Science News
Continuing Drought
While the entire population of California holds its breath for an El Niño to deliver drenching rainstorms to a parched state, a new report by the Public Policy Institute of California (PPIC) considers a less hopeful scenario. If the drought does continue for another two to three years, ecosystems and poor rural communities will suffer the most.
The report draws on wide-ranging data sources and conversations with officials, businesses, and community stakeholders on the frontlines of drought management. Its findings: while farmers have been hit hard, they’re adapting. And cities and suburbs could withstand more years of drought due to investments in new and diverse water supplies, conservation, and management.
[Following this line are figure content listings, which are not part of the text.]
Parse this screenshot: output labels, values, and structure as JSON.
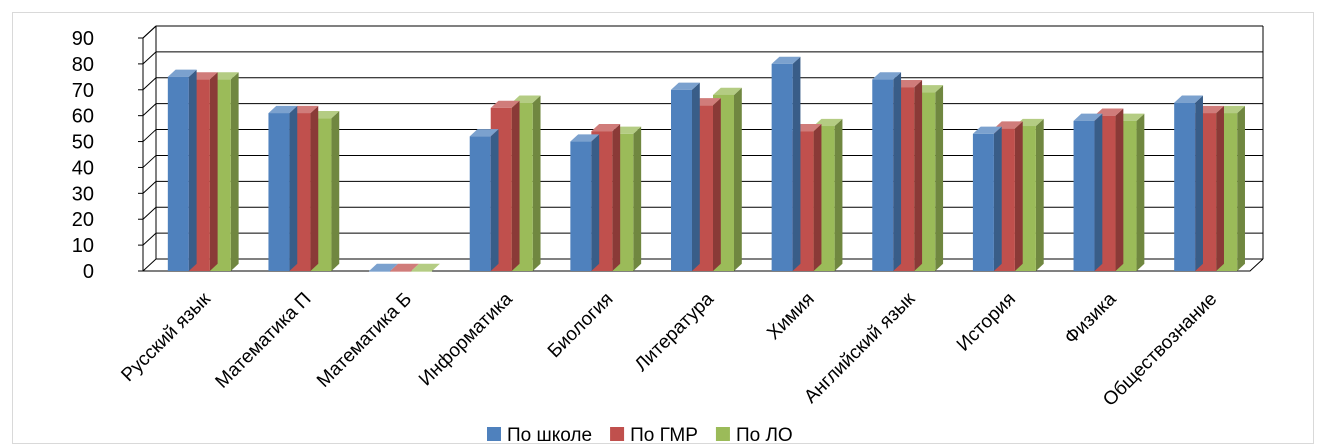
{
  "chart_data": {
    "type": "bar",
    "categories": [
      "Русский язык",
      "Математика П",
      "Математика Б",
      "Информатика",
      "Биология",
      "Литература",
      "Химия",
      "Английский язык",
      "История",
      "Физика",
      "Обществознание"
    ],
    "series": [
      {
        "name": "По школе",
        "color": "#4f81bd",
        "values": [
          75,
          61,
          0,
          52,
          50,
          70,
          80,
          74,
          53,
          58,
          65
        ]
      },
      {
        "name": "По ГМР",
        "color": "#c0504d",
        "values": [
          74,
          61,
          0,
          63,
          54,
          64,
          54,
          71,
          55,
          60,
          61
        ]
      },
      {
        "name": "По ЛО",
        "color": "#9bbb59",
        "values": [
          74,
          59,
          0,
          65,
          53,
          68,
          56,
          69,
          56,
          58,
          61
        ]
      }
    ],
    "ylim": [
      0,
      90
    ],
    "yticks": [
      0,
      10,
      20,
      30,
      40,
      50,
      60,
      70,
      80,
      90
    ],
    "grid": true,
    "legend": "bottom"
  }
}
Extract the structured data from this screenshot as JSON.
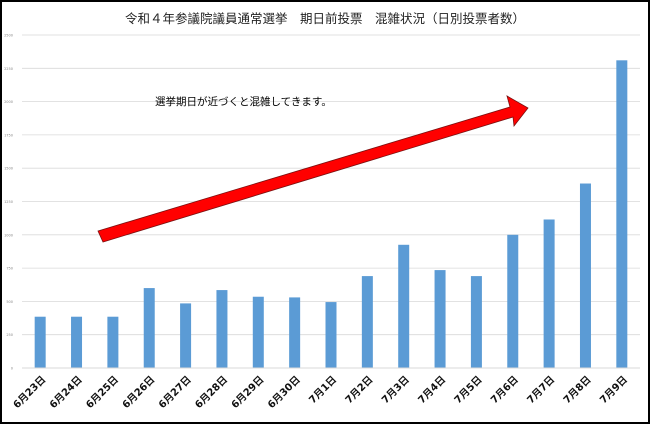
{
  "chart_data": {
    "type": "bar",
    "title": "令和４年参議院議員通常選挙　期日前投票　混雑状況（日別投票者数）",
    "annotation": "選挙期日が近づくと混雑してきます。",
    "categories": [
      "6月23日",
      "6月24日",
      "6月25日",
      "6月26日",
      "6月27日",
      "6月28日",
      "6月29日",
      "6月30日",
      "7月1日",
      "7月2日",
      "7月3日",
      "7月4日",
      "7月5日",
      "7月6日",
      "7月7日",
      "7月8日",
      "7月9日"
    ],
    "values": [
      385,
      385,
      385,
      600,
      485,
      585,
      535,
      530,
      495,
      690,
      925,
      735,
      690,
      1000,
      1115,
      1385,
      2310
    ],
    "ylim": [
      0,
      2500
    ],
    "yticks": [
      0,
      250,
      500,
      750,
      1000,
      1250,
      1500,
      1750,
      2000,
      2250,
      2500
    ],
    "bar_color": "#5B9BD5",
    "arrow_color": "#FF0000",
    "grid": true
  }
}
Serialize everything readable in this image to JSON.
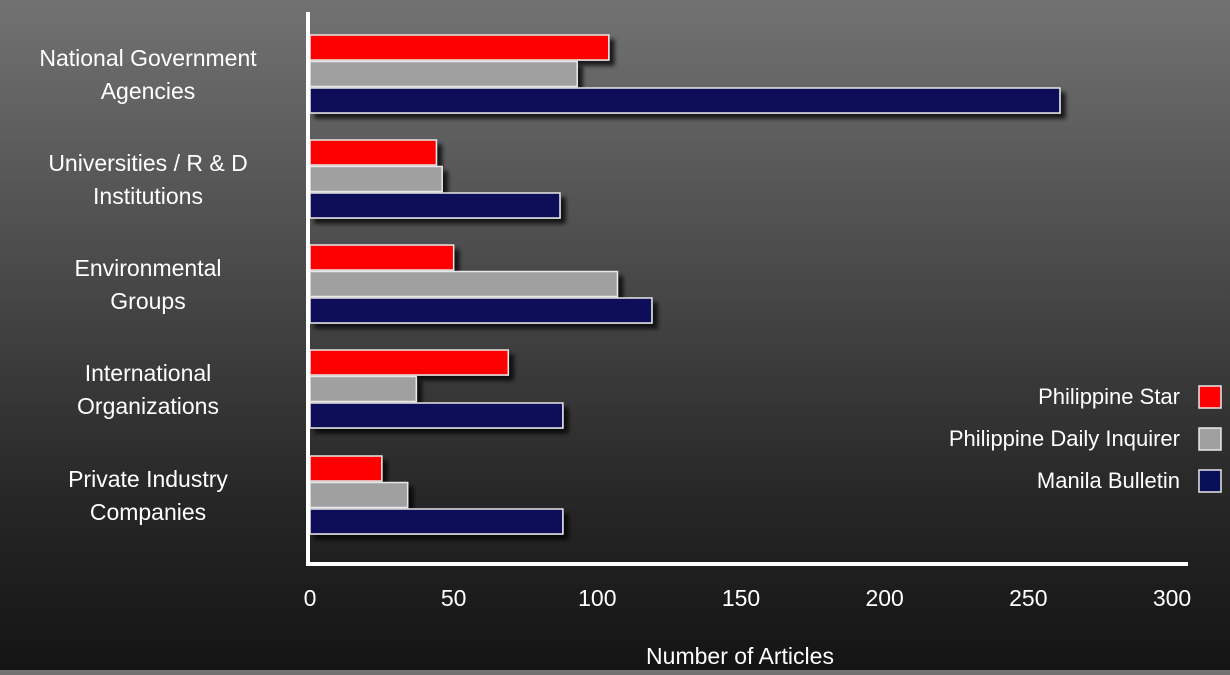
{
  "chart_data": {
    "type": "bar",
    "orientation": "horizontal",
    "categories": [
      [
        "National Government",
        "Agencies"
      ],
      [
        "Universities / R & D",
        "Institutions"
      ],
      [
        "Environmental",
        "Groups"
      ],
      [
        "International",
        "Organizations"
      ],
      [
        "Private Industry",
        "Companies"
      ]
    ],
    "series": [
      {
        "name": "Philippine Star",
        "color": "#ff0000",
        "values": [
          104,
          44,
          50,
          69,
          25
        ]
      },
      {
        "name": "Philippine Daily Inquirer",
        "color": "#a0a0a0",
        "values": [
          93,
          46,
          107,
          37,
          34
        ]
      },
      {
        "name": "Manila Bulletin",
        "color": "#0a0f5a",
        "values": [
          261,
          87,
          119,
          88,
          88
        ]
      }
    ],
    "xlabel": "Number of Articles",
    "xlim": [
      0,
      300
    ],
    "xticks": [
      0,
      50,
      100,
      150,
      200,
      250,
      300
    ],
    "grid": false,
    "legend": "right"
  }
}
But California’s freshwater habitats and forested lands, already severely affected, will continue to face huge challenges and force difficult trade-offs. These could include the extinction of as many as 18 species of native fish, including most salmon runs, and high mortality for waterbirds that use the Pacific Flyway.
In some rural communities, wells are expected to run dry at an increasing pace, according to the new study. As of last month, more than 2,000 dry wells were reported in communities that are home to some of California’s most vulnerable residents.
And as we’ve witnessed over the last few months, continued drought also brings a high risk of severe fires that would threaten local communities, watersheds, wildlife, infrastructure, and air quality.
California’s economy will continue to suffer from an ongoing drought, too. In agriculture, roughly 550,000 acres are kept fallow for each year the drought persists, according to another new report by UC Davis. The study estimates that water shortages cost the state’s economy more than $2.8 billion and more than 21,000 full-time, part-time, and seasonal jobs annually.
The report also offers solutions to ease the impact of continued drought. It recommends better management of groundwater resources, expanded emergency support programs for rural communities, short- and long-term drought plans to help fish and other wildlife, and improved forestry and fire management.
“If the drought continues, emergency programs will need to be significantly expanded to get drinking water to rural residents and prevent major losses of waterbirds and extinctions of native fish species,” says Jeffrey Mount, senior fellow at the PPIC Water Policy Center. “California needs a longer-term effort to build drought resilience in the most vulnerable areas.”